The decades of the 1940s, 1950s and 1960s were greeted with additional improvements at the park, including upgraded water systems, a shop and more roads, additional cabins and underground power lines, a new administration building, a remodeled auditorium and a new group complex.
The West Ash Creek Fire in 2012 threatened the park, which was evacuated. While much of the park’s landscape was impacted, no infrastructure was lost, in large part due to the backfires that firefighters set to save the structures and forest.

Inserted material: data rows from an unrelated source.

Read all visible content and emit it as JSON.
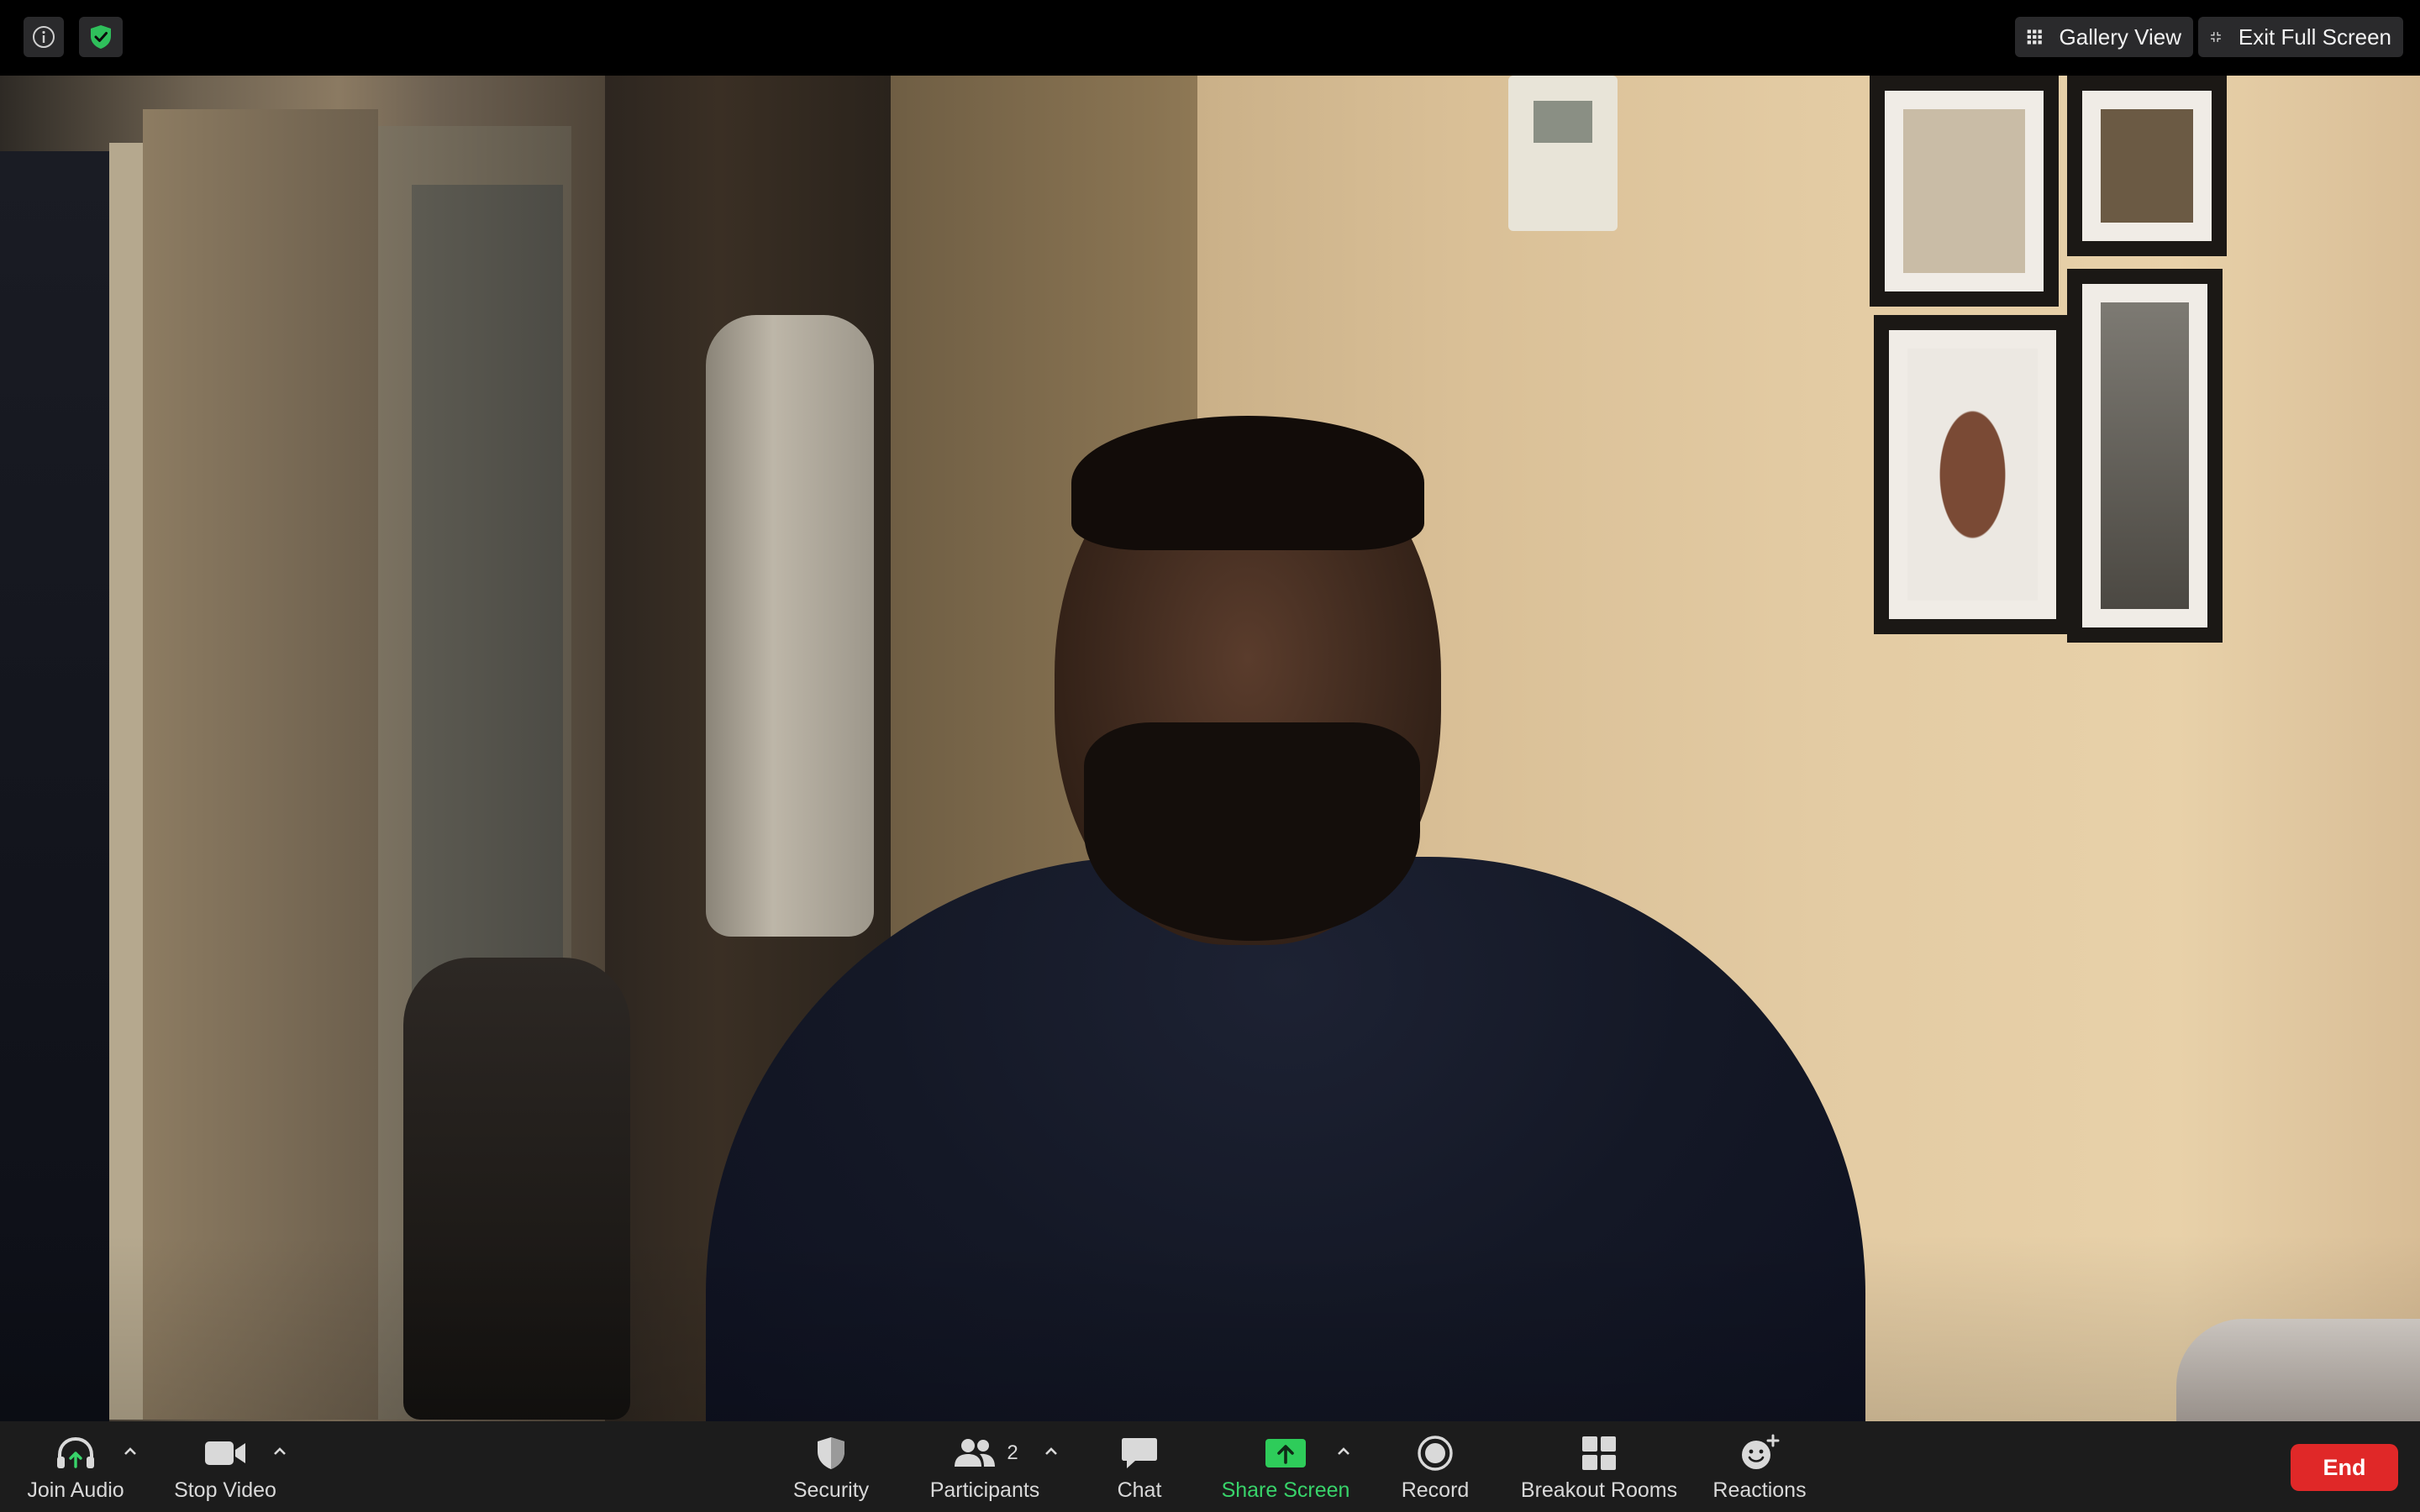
{
  "top_bar": {
    "info_icon": "info-icon",
    "encryption_icon": "shield-check-icon",
    "gallery_view_label": "Gallery View",
    "exit_full_screen_label": "Exit Full Screen"
  },
  "video": {
    "description_icon": "participant-video"
  },
  "toolbar": {
    "join_audio": "Join Audio",
    "stop_video": "Stop Video",
    "security": "Security",
    "participants": "Participants",
    "participants_count": "2",
    "chat": "Chat",
    "share_screen": "Share Screen",
    "record": "Record",
    "breakout_rooms": "Breakout Rooms",
    "reactions": "Reactions",
    "end": "End"
  },
  "colors": {
    "toolbar_bg": "#1c1c1c",
    "share_green": "#38d36a",
    "end_red": "#e02828",
    "shield_green": "#2fbf5b"
  }
}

Kemper’s account also notes that the State Park Board was created March 18, 1921, to administer Chadron State Park and any other parks created in the future. The board operated under the Department of Public Works. According to the park’s historical marker, the law was amended in 1923 to move the board to the Department of Horticulture at the University of Nebraska. The State Park Board and the Bureau of Game and Fish with the Game Forestation and Parks Commission in 1929. In 1967, it became the State Game and Parks Commission.
Throughout the park’s history, its connection with the Chadron community was a key factor in its success. When Sen. Good passed away in 1937, his efforts to make Chadron State Park a community initiative were remembered in The Chadron Record.
“May the community never forget him for his service rendered and may his efforts be remembered as an example of true community citizenship.